Les fameuses "créances douteuses" ne resteraient pas dans ce cas la spécialité du Japon. Si la crise se généralisait, ce serait même tout l'édifice du système financier qui apparaîtrait comme reposant sur des montagnes de papier sans valeur, et cela pourrait signifier qu'une crise catastrophique, du type de celle que connaissent aujourd'hui les pays du Sud-Est asiatique, toucherait cette fois des pays industrialisés jouant un rôle central dans l'économie capitaliste, comme les Etats-Unis, les pays d'Europe ou le Japon, un peu comme la crise que l'on a connue après 1929. Et plutôt que de risquer cela, les dirigeants américains préfèrent donc trouver des fonds pour garantir leur mise aux spéculateurs !

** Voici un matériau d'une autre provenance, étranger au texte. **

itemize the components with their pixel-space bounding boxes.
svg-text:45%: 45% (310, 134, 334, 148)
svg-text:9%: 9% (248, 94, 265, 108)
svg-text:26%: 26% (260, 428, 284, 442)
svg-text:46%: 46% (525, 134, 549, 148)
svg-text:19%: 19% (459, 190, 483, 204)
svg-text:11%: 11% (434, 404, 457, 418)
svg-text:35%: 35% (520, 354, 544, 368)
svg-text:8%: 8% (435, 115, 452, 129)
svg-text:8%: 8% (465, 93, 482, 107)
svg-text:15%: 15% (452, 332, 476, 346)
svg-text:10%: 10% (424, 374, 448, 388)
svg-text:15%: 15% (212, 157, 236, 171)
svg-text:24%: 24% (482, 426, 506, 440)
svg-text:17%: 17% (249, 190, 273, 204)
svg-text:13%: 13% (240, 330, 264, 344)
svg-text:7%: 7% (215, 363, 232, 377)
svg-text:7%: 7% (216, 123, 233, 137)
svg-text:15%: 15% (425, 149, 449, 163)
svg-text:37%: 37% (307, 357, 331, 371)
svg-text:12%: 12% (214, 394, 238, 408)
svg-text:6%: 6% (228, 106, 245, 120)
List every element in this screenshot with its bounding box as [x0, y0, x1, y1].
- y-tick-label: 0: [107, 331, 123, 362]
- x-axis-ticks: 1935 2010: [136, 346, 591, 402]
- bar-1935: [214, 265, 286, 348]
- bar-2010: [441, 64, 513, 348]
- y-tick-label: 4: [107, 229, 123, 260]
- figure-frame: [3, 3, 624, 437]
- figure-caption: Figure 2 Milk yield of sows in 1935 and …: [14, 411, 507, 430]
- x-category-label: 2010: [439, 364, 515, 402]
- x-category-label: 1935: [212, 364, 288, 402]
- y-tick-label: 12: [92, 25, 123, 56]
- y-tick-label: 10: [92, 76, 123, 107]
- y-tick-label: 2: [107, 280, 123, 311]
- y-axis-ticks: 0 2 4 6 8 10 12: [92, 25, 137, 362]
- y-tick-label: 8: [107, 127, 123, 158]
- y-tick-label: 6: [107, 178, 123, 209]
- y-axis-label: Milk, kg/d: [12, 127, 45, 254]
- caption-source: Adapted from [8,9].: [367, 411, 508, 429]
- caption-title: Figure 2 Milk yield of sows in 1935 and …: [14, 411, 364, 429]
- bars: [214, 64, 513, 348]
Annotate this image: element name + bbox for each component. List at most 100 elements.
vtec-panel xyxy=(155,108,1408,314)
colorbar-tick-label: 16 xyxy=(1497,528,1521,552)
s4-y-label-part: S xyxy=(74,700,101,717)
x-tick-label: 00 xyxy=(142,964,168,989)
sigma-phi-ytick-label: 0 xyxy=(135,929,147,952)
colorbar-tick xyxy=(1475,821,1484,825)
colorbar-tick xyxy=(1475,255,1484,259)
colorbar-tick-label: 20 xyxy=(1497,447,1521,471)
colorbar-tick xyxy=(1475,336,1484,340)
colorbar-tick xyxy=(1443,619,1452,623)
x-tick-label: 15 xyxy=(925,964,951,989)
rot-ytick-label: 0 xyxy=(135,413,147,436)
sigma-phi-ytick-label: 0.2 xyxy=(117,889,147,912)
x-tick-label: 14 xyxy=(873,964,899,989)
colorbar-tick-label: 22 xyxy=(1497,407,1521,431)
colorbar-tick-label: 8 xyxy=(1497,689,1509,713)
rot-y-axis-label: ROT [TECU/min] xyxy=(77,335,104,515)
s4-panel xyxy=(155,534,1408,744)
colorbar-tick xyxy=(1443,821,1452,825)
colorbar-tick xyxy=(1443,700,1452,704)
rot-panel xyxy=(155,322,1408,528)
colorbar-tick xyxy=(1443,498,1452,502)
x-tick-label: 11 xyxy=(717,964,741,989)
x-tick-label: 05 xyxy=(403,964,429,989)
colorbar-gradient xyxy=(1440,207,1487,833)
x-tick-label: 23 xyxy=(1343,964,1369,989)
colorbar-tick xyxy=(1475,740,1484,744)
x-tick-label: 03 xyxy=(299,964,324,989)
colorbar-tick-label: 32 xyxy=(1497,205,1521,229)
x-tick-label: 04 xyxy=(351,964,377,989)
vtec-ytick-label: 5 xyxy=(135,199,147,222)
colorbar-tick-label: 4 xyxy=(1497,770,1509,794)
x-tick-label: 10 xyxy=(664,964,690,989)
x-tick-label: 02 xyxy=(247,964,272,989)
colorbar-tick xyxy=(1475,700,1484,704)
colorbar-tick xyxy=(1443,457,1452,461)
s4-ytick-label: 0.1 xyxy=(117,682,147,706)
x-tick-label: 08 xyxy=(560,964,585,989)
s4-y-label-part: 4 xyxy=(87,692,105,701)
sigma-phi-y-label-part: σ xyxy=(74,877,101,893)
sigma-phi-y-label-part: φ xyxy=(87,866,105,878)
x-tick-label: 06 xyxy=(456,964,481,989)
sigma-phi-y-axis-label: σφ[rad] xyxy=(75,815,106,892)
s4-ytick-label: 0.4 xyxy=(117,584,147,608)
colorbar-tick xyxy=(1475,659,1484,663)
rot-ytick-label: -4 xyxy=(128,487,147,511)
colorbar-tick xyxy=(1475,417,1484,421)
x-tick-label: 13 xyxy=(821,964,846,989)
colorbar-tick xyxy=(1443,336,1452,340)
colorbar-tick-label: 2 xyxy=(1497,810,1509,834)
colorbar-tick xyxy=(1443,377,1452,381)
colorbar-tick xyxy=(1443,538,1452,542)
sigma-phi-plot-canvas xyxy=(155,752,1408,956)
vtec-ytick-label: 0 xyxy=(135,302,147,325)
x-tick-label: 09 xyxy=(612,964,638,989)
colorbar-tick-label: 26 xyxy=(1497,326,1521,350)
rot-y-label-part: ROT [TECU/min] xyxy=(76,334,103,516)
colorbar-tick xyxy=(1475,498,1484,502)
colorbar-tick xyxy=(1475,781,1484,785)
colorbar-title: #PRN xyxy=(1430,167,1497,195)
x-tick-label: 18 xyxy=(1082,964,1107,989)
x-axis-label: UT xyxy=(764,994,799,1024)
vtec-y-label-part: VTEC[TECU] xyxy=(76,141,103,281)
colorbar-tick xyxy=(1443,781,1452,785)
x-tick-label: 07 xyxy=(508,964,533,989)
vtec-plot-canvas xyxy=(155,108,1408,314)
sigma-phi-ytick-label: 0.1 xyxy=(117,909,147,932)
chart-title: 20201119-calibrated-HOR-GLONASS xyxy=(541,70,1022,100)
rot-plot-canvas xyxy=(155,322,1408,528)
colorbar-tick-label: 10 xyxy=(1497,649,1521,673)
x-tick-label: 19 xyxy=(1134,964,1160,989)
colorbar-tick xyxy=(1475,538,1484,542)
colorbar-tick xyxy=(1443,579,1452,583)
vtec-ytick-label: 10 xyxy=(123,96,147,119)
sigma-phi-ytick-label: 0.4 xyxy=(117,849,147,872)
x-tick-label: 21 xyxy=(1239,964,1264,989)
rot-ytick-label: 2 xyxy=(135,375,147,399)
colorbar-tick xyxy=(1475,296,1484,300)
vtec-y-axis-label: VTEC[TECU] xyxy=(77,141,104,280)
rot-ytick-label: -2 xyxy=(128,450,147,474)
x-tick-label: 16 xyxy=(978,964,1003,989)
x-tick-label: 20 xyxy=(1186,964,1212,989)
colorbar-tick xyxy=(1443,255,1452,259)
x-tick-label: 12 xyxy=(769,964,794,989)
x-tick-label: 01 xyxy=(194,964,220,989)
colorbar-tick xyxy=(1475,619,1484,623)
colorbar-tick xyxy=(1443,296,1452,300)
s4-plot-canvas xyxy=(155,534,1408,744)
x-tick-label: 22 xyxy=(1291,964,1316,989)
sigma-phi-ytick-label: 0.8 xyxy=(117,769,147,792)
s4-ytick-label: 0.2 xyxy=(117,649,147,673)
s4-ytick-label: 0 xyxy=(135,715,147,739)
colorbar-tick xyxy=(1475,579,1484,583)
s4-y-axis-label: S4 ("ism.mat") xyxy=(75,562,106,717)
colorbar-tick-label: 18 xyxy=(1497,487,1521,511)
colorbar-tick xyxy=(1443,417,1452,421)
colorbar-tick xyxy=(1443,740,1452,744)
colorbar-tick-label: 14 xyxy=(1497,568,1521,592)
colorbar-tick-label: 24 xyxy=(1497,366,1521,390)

Reste qu'on voit là les limites de la fameuse formule magique permettant de spéculer en gagnant à tout coup. Au Japon, à la suite de la crise asiatique, on a assisté dès la fin de 1997 à la faillite spectaculaire de gros fonds d'investissements de Tokyo, comme Yamaichi Securities et Sanyo Securities, qui ont dû reconnaître qu'ils ne pouvaient plus rembourser leurs clients ni honorer leurs dettes. Là aussi, évidemment, l'Etat et les banques sont rapidement intervenus pour le faire à leur place, quitte à reprendre à leur charge encore quelques "créances douteuses" de plus.

D'ailleurs, les partenaires occidentaux du Japon, inquiets de la propagation de la crise financière, ne cessent de s'inquiéter de ces fameuses "créances douteuses" des banques japonaises et incitent le gouvernement de Tokyo à y mettre de l'ordre. Ils exercent leur pression sur l'Etat japonais pour qu'il utilise ses réserves pour éponger les dettes des banques, comme l'Etat français l'a fait avec le Crédit Lyonnais. C'est d'ailleurs ce que fait le gouvernement japonais.